Perhaps we should have seen that as a hint of the studio’s looming independence, as it turned out that Toys for Bob was leaving Activision, and Microsoft, to stand as their own company again. That ends 19 years of working under Activision, but as it turns out, they aren’t done working with Microsoft.
As reported by Windows Central, Xbox Game Content head Matt Booty was the person who revealed that they have reached an agreement with Toys for Bob for their next upcoming project as an independent studio. Matt did not reveal any details about the game itself, but did say that “it will be similar to games Toys for Bob has made in the past.”
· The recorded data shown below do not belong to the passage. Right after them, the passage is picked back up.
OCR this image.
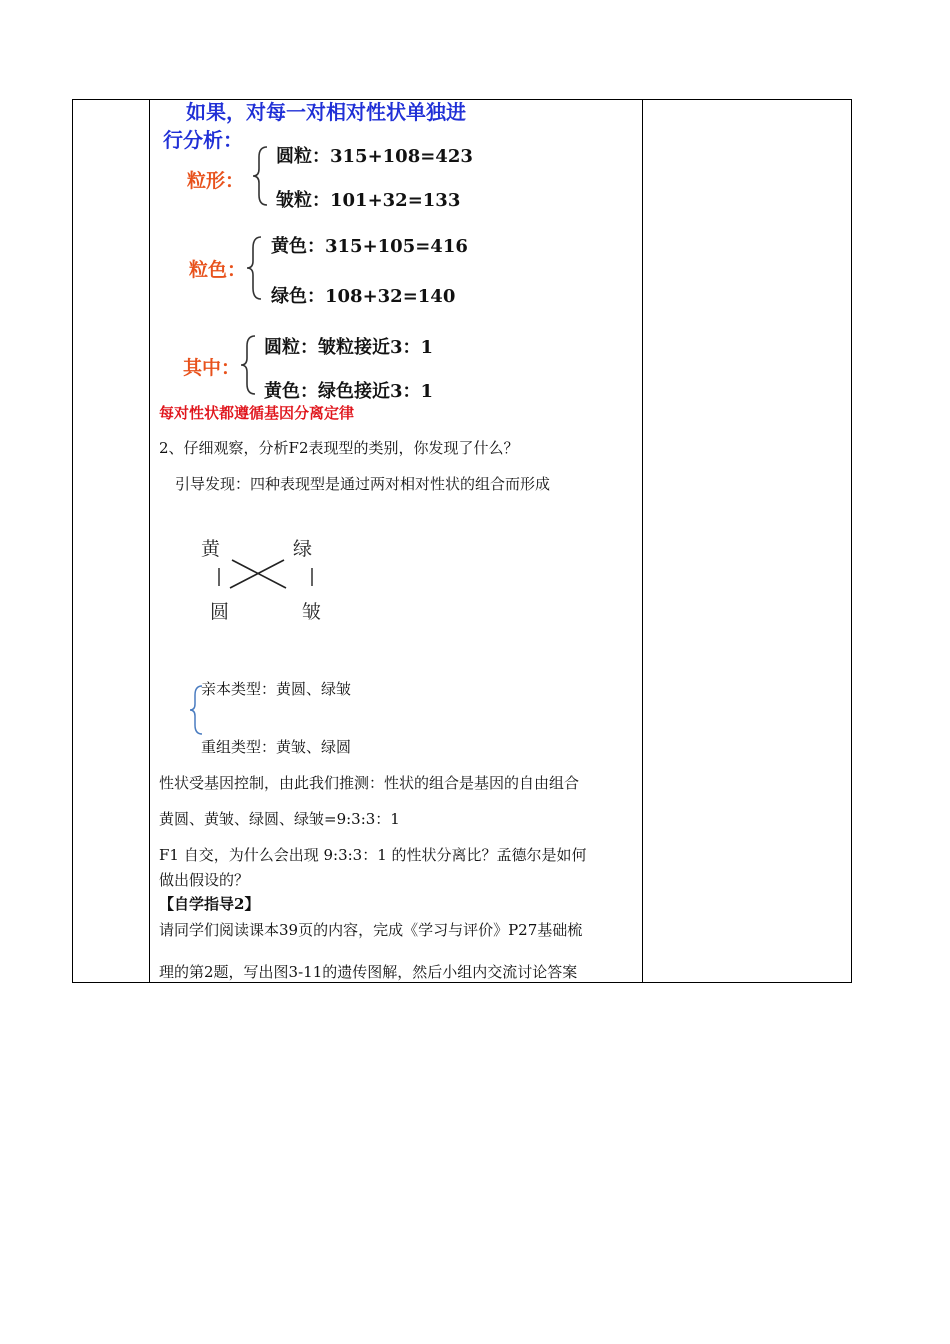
如果，对每一对相对性状单独进
行分析：
粒形：
圆粒：315+108=423
皱粒：101+32=133
粒色：
黄色：315+105=416
绿色：108+32=140
其中：
圆粒：皱粒接近3：1
黄色：绿色接近3：1
每对性状都遵循基因分离定律
2、仔细观察，分析F2表现型的类别，你发现了什么？
引导发现：四种表现型是通过两对相对性状的组合而形成
黄	绿
圆	皱
亲本类型：黄圆、绿皱
重组类型：黄皱、绿圆
性状受基因控制，由此我们推测：性状的组合是基因的自由组合
黄圆、黄皱、绿圆、绿皱=9:3:3：1
F1 自交，为什么会出现 9:3:3：1 的性状分离比？孟德尔是如何
做出假设的？
【自学指导2】
请同学们阅读课本39页的内容，完成《学习与评价》P27基础梳
理的第2题，写出图3-11的遗传图解，然后小组内交流讨论答案
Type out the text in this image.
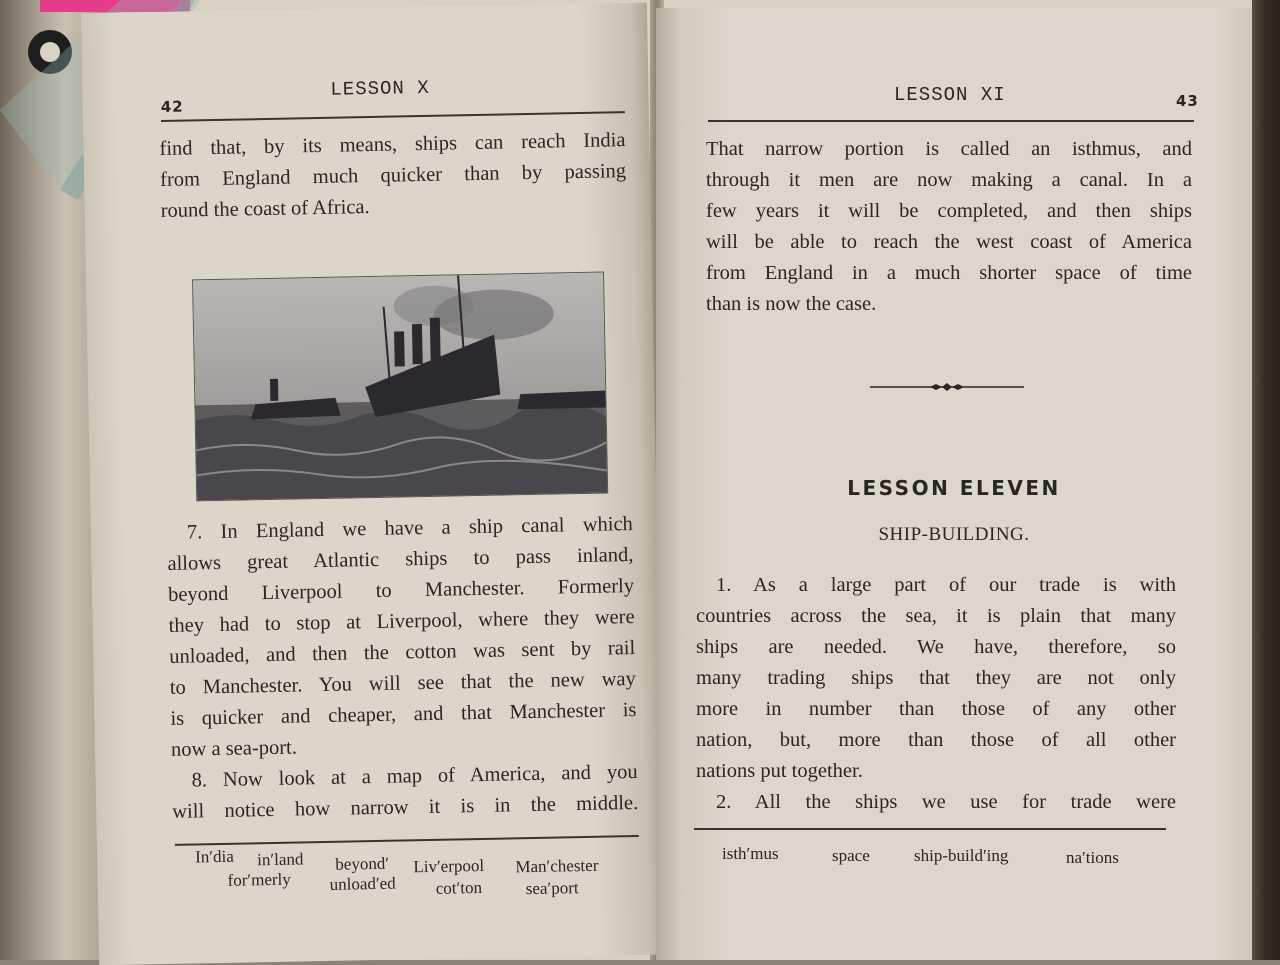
42
LESSON X

find that, by its means, ships can reach India

from England much quicker than by passing

round the coast of Africa.

7. In England we have a ship canal which

allows great Atlantic ships to pass inland,

beyond Liverpool to Manchester. Formerly

they had to stop at Liverpool, where they were

unloaded, and then the cotton was sent by rail

to Manchester. You will see that the new way

is quicker and cheaper, and that Manchester is

now a sea-port.

8. Now look at a map of America, and you

will notice how narrow it is in the middle.

In′dia in′land beyond′ Liv′erpool Man′chester
for′merly unload′ed cot′ton	sea′port
LESSON XI	43

That narrow portion is called an isthmus, and

through it men are now making a canal. In a

few years it will be completed, and then ships

will be able to reach the west coast of America

from England in a much shorter space of time

than is now the case.

LESSON ELEVEN
SHIP-BUILDING.

1. As a large part of our trade is with

countries across the sea, it is plain that many

ships are needed. We have, therefore, so

many trading ships that they are not only

more in number than those of any other

nation, but, more than those of all other

nations put together.

2. All the ships we use for trade were

isth′mus	space	ship-build′ing	na′tions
This new deal is intriguing as it doesn’t seem like Toys For Bob was reticent about working with Microsoft after all. Instead, they didn’t want to stay in the situation where they were under Activision and Microsoft, and given how things recently turned out, who can blame them?
So just a few weeks earlier, Activision goes through with firing Toys for Bob’s employees. The studio was likely already thinking then that they didn’t want to have to fire people when they aren’t the ones making the call. In this case, the layoffs seem to be because Activision was trying to make their numbers better, and not about any issues with the employees themselves.
So in this setup, Toys for Bob can keep making games for Xbox, and likely, with Activision properties, but they won’t have to worry about their bosses having their studio’s livelihood over their heads.
As for what the next game could be, everyone very much expects a Spyro or Crash Bandicoot title to come up next. Toys-to-life may no longer really be a thing, but there’s a nonzero chance that that was what Toys for Bob pitched to Microsoft (making them a literal toy company).
But maybe Microsoft can surprise us too. After all, we have yet to get a Star Control IV. For those who don’t remember, Toys For Bob’s founders, Paul Reiche III and Fred Ford, personally own the Star Control copyrights, but they ran into legal trouble trying to make this game. Reiche and Ford may have played the long game with this, after all.